No Rio Grande do Sul, a liquidez permaneceu limitada, com negociações pontuais. Segundo a TF Agroeconômica, as indicações de preço para pagamento em setembro, com entrega entre agosto e setembro, foram de R$ 141,00/saca (-0,70%) nos portos, enquanto no interior os valores ficaram em R$ 135,00/saca em Cruz Alta, Passo Fundo e Santa Rosa.

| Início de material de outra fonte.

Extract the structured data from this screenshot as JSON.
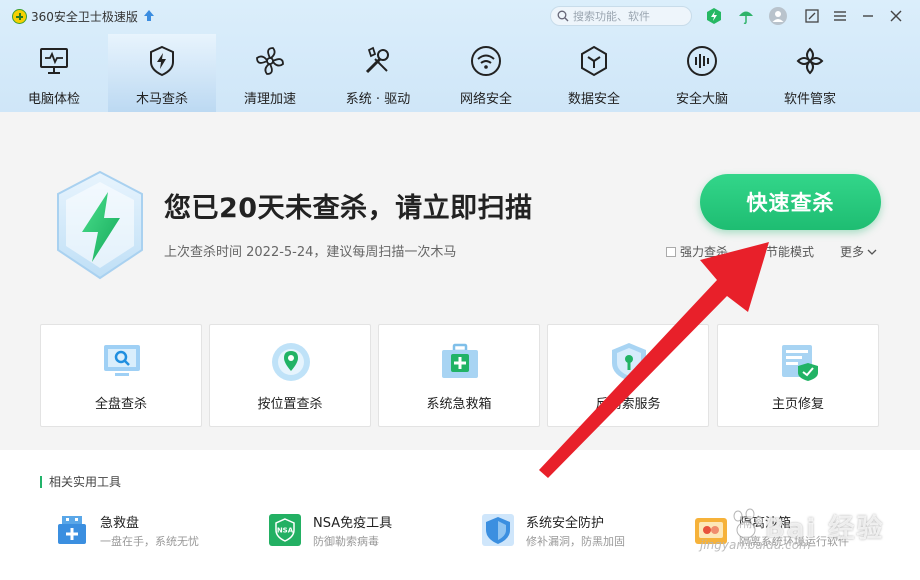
{
  "app": {
    "title": "360安全卫士极速版"
  },
  "search": {
    "placeholder": "搜索功能、软件"
  },
  "nav": {
    "items": [
      {
        "label": "电脑体检",
        "icon": "monitor-pulse-icon",
        "active": false
      },
      {
        "label": "木马查杀",
        "icon": "shield-bolt-icon",
        "active": true
      },
      {
        "label": "清理加速",
        "icon": "fan-icon",
        "active": false
      },
      {
        "label": "系统 · 驱动",
        "icon": "wrench-screwdriver-icon",
        "active": false
      },
      {
        "label": "网络安全",
        "icon": "wifi-icon",
        "active": false
      },
      {
        "label": "数据安全",
        "icon": "data-cube-icon",
        "active": false
      },
      {
        "label": "安全大脑",
        "icon": "brain-icon",
        "active": false
      },
      {
        "label": "软件管家",
        "icon": "software-grid-icon",
        "active": false
      }
    ]
  },
  "hero": {
    "headline": "您已20天未查杀，请立即扫描",
    "subline": "上次查杀时间 2022-5-24，建议每周扫描一次木马",
    "scan_button": "快速查杀",
    "options": [
      {
        "label": "强力查杀"
      },
      {
        "label": "节能模式"
      }
    ],
    "more_label": "更多"
  },
  "cards": [
    {
      "label": "全盘查杀",
      "icon": "full-disk-scan-icon"
    },
    {
      "label": "按位置查杀",
      "icon": "location-scan-icon"
    },
    {
      "label": "系统急救箱",
      "icon": "first-aid-kit-icon"
    },
    {
      "label": "反勒索服务",
      "icon": "anti-ransom-icon"
    },
    {
      "label": "主页修复",
      "icon": "homepage-repair-icon"
    }
  ],
  "tools": {
    "title": "相关实用工具",
    "items": [
      {
        "name": "急救盘",
        "desc": "一盘在手，系统无忧",
        "icon": "usb-rescue-icon"
      },
      {
        "name": "NSA免疫工具",
        "desc": "防御勒索病毒",
        "icon": "nsa-shield-icon",
        "icon_text": "NSA"
      },
      {
        "name": "系统安全防护",
        "desc": "修补漏洞，防黑加固",
        "icon": "system-protect-icon"
      },
      {
        "name": "隔离沙箱",
        "desc": "隔离系统环境运行软件",
        "icon": "sandbox-icon"
      }
    ]
  },
  "watermark": {
    "text": "Bai 经验",
    "sub": "jingyan.baidu.com"
  },
  "colors": {
    "accent_green": "#1ebd72",
    "nav_active": "#bcd9f2",
    "arrow_red": "#e8202a"
  }
}
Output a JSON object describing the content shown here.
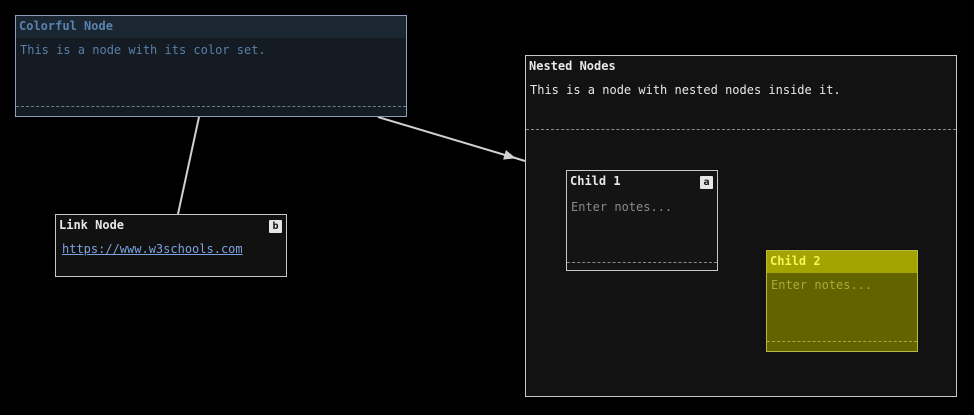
{
  "colors": {
    "background": "#000000",
    "edge": "#d0d0d0",
    "colorful_title": "#5a82ad",
    "child2_fill": "#636400",
    "child2_title": "#a3a400"
  },
  "nodes": {
    "colorful": {
      "title": "Colorful Node",
      "text": "This is a node with its color set."
    },
    "link": {
      "title": "Link Node",
      "badge": "b",
      "url": "https://www.w3schools.com"
    },
    "nested": {
      "title": "Nested Nodes",
      "text": "This is a node with nested nodes inside it."
    },
    "child1": {
      "title": "Child 1",
      "badge": "a",
      "placeholder": "Enter notes..."
    },
    "child2": {
      "title": "Child 2",
      "placeholder": "Enter notes..."
    }
  },
  "edges": [
    {
      "from": "colorful",
      "to": "link",
      "arrow": false
    },
    {
      "from": "colorful",
      "to": "nested",
      "arrow": true
    },
    {
      "from": "child1",
      "to": "child2",
      "arrow": false
    }
  ]
}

Em Santa Catarina, o período de entressafra mantém estabilidade nos preços. O vazio sanitário e o monitoramento da ferrugem asiática seguem como medidas estratégicas para preservar a produtividade. No porto de São Francisco, a saca é cotada a R$ 140,29.

O Paraná acelera o plantio, mas os produtores permanecem cautelosos na comercialização. Em Paranaguá, a soja foi negociada a R$ 142,23/saca (+0,32%), enquanto em Ponta Grossa o preço caiu para R$ 129,20/saca (-0,71%), e no balcão da mesma região, para R$ 120,00.

Já no Mato Grosso do Sul, há expectativa de safra recorde, mas a comercialização segue com oscilações. Em Dourados e Campo Grande, o spot registrou R$ 124,52/saca (-0,75%), enquanto em Chapadão do Sul houve leve alta de 0,27%, para R$ 120,58/saca.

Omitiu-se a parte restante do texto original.